3/ Split into as many small pieces as you can, each of which provides an objectively judgeable capability
4/ Time & Materials can easily make everyone hate each other - use sparingly
HTH
Andy
See also this note (Estimating Fixed-Price Projects) that points to an article by Martin Fowler.
Something I've seen in a consultancy I used to work with was what they called target pricing (I'm not sure how widely this term for it is used):
* An quote is produced for the specification, and a target price is set.
* A price cap is set at a higher price (how much higher depends on the risk involved; it might be 150 - 170% of the target price, or much less).
* If the project goes over the target price, the customer pays the target price plus half of the overrun, up to the price cap.
* If the project is completed under the target price, the customer pays the target price minus half of the underrun.
This structure means that everyone has incentive to make the project come in at or under the target price, and can make the relationship with the customer much less adversarial.
It can be hard to sell (probably between fixed-price and something more agile), but the logic is sound, and customers who've been through the frustrations of a fixed-price development are often happy to try something new to mitigate that pain.
I'm not sure whether your friend is in a position to propose something like this, but if he is I'd strongly recommend it.
The place that I've seen these situations get ugly is the 11th hour "oh, now that we see it, we also need X feature for it to work the way we need," where X is something requiring many days or weeks of work. If your contract says you'll deliver "a widget tracking system" and nothing else, you're probably screwed, as the client may well view feature X as essential to the system. On the other hand, if your contract refers to "a widget tracking system with the features and functionality defined in attachment A," you've got a fighting chance of either refusing the request or getting additional payment for it.
$X per hour for the first $Y hours.
$0.25 X per hour for all hours past that number.
This pricing scheme protects your clients in much the same way as a fixed price contract does - it greatly reduces their exposure and risk - and furthermore, it aligns your interests and theirs.
In a fixed bid situation, their interest is to get as many features crammed under that bid as possible, as they don't have to pay for them.

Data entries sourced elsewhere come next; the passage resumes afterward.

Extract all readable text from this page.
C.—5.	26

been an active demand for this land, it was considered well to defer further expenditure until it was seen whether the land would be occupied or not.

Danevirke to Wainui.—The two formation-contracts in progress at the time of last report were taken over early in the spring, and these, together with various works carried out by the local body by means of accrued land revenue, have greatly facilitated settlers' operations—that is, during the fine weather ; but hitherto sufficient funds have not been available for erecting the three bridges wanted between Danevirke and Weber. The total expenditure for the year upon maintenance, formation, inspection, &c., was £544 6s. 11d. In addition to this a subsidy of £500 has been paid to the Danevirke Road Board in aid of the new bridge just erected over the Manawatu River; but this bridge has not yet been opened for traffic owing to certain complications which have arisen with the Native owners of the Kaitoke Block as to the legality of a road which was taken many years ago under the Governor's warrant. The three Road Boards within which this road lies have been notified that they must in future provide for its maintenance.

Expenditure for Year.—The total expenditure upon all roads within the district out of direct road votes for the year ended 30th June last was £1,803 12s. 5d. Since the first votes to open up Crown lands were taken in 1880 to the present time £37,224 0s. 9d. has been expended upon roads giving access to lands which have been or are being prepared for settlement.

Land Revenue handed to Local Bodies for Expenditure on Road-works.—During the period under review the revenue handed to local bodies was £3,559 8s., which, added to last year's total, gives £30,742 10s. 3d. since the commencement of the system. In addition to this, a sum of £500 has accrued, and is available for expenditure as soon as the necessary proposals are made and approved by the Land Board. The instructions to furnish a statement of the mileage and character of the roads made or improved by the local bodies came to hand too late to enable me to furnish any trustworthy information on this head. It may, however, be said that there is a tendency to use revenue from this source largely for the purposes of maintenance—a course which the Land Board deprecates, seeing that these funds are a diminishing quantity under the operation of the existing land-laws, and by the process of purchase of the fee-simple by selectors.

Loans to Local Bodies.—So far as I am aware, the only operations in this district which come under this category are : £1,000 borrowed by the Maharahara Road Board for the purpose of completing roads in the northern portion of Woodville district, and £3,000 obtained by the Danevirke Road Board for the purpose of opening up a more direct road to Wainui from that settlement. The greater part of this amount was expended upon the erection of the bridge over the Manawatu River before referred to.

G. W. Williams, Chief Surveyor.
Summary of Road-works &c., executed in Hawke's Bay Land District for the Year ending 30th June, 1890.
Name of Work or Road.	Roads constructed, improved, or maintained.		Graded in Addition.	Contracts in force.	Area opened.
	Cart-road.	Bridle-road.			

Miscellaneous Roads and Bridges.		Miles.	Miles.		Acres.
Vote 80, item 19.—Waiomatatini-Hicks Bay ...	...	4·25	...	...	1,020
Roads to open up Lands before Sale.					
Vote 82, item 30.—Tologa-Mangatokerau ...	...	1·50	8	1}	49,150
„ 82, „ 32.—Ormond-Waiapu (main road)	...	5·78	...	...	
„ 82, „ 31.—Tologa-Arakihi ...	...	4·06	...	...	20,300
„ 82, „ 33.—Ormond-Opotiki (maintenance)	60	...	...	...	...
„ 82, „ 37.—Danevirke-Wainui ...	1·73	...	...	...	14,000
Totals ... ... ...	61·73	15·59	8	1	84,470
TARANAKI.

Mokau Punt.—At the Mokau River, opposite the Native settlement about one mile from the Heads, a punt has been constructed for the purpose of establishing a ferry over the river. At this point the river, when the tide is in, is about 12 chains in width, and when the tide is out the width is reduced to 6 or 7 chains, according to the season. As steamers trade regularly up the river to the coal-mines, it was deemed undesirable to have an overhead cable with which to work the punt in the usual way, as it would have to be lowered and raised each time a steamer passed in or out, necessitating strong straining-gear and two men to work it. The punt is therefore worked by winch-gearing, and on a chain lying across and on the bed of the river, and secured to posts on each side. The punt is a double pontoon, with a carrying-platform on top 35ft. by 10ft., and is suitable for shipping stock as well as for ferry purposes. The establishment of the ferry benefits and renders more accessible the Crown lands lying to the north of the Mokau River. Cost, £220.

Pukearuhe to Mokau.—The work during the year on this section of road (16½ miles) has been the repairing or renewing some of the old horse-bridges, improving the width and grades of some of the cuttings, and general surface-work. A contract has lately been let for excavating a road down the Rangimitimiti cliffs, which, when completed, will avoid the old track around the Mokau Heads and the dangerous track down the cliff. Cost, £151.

This leads to all kinds of problems in the specification and acceptance phases of the gig in many cases.
In the hourly rate situation, they are afraid of lollygagging and overcomplexification on the part of the programmer, and it is in the programmer's interest to go in with a a poorly defined specification and clarify it on the client's dime.
The scheme I'm proposing helps to bridge this conflict of interest: it's in the interests of both sides to have a good idea of the work to be done, because the client is still paying for over-runs, even if at a discounted rate, and why would the programmer want to work for such a reduced rate if they didn't have to???
Of course, 0.25 of the hourly rate is simply a "for example", but:
$100 per hour for the first 40 hours and
$25 an hour for ever hour thereafter
sure does seem like an easy way to do business, doesn't it?
http://www1.jsc.nasa.gov/bu2/NCEH/index.htm
Heavy-duty stuff, but lots of good points.